Handling sensitive topics with teenagers raises issues
It also highlights an evolution in research
The use of digital storytelling and social media to engage a vulnerable population is part of the research frontier that is possible because of technology. It might change the way IRBs view human research, and it might make investigators of community members, one socio-behavioral scientist says.
“This issue gets to the core of the areas where IRB committees need to be retooled,” says Marty Otañez, PhD, assistant professor of the anthropology department at the University of Colorado Denver.
“Historically, some of this type of research would have been looked at as oral histories,” he explains.
But it’s more than that when researchers add a more robust set of research practices from collecting stories, including pre- and post-test surveys, semi-structured interviews, a survey of 200 young people, videographies, discussions with storytellers in public settings, and produce data systematically to analyze, Otañez says.
The study Otañez describes involved reproductive rights access for young pregnant or parenting teenagers.
Researchers worked with 26 young women in digital storytelling workshops in a high school with a classroom-based art therapist. Each woman made a short video about reproductive rights and access and healthcare issues. The idea was to use the videos to generate discussions with the women’s peers and with policy makers, Otañez says.
The study’s stated goal was to stimulate youth development through an innovative use of digital technology promoting positive sexual and reproductive health outcomes for Latina teens in Colorado.
“We want to increase the discussion around these difficult issues that young women face who are pregnant and from marginalized communities and to also understand women of strength and counter the stereotypes that work against these women in their daily lives,” Otañez says.
While some people in human research protection might argue that this type of work is more community-based projects than research, Otañez disagrees.
Everything involving the project is research in the sense that it is approved by the human subjects committee and is designed to promote generalizable knowledge and further the notion of digital storytelling as a method for community engagement, he says.
“The specific process I subscribe to and use is creating a space where individuals from the community create and share their own stories, as opposed to scholars making stories about them,” Otañez explains.
“The story circle is a process: people in the community, with a few facilitators, share their stories, and these are not usually public,” Otañez says. “They’re a way to collect data.”
In Otañez’ digital storytelling research, the young women share their stories publicly online through their videos. The University of Colorado has a Web page titled, “Teen Moms Talk Back.” Links to some of the young women’s videos are on the page. The page can be found at http://teenmomstalkback.ucdenver.edu.
Since the research uses social media platforms, especially YouTube, a key issue from an IRB perspective is how social media is used for communication between the study participants and for communication to the public, Otañez says.
“The videos are used to communicate to the general public about the women’s stories and to create safe places to talk about these issues and to counter stereotypes of pregnant and parenting young women,” he adds.

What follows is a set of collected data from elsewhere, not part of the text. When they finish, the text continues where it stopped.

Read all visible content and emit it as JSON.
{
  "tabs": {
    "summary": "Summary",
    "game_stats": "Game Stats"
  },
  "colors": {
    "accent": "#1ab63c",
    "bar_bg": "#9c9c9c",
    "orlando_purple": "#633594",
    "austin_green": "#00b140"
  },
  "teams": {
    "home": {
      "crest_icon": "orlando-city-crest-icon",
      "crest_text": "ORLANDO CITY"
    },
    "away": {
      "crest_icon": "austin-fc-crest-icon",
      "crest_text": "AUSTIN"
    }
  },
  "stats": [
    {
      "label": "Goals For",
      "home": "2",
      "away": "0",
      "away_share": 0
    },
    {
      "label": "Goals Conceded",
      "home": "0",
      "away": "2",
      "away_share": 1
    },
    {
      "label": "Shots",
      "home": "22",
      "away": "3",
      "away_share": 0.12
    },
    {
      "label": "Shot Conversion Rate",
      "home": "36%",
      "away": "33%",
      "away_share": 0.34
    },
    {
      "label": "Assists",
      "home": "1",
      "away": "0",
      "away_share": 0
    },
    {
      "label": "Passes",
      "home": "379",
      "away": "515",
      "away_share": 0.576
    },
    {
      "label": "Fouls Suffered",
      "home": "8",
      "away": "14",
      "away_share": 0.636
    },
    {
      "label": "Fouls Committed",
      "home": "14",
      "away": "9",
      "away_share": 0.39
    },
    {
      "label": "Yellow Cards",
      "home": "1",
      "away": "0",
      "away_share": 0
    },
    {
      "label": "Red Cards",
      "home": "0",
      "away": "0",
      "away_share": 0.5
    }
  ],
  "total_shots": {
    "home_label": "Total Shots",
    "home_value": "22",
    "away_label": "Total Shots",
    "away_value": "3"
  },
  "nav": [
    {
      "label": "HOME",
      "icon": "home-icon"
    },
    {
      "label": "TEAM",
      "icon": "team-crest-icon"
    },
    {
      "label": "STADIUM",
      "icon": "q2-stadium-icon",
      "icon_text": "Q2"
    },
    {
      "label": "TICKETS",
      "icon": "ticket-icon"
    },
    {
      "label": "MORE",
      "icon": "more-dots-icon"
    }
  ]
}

The idea that these women are considered part of a vulnerable population because of their age is an outdated legacy that IRBs need to change, Otañez suggests.
“These young women are parenting at age 14,” he says. “They grow up faster and are using social media in ways that are new and uncertain, and they shouldn’t be treated in a patronizing or paternalistic way.”
From an IRB’s perspective, this type of research is tricky, he notes.
“There needs to be some retooling because of the fast pace of social media and how it’s changed society and is being used by younger people,” Otañez adds.
The end result of this type of research is not just publication and evidence-based research, but the process of developing relationships with community members so these young mothers can one day do their own research, Otañez says.
He envisions a time when research isn’t conducted only by academic or medical professionals and when community members can be trained to design their own studies.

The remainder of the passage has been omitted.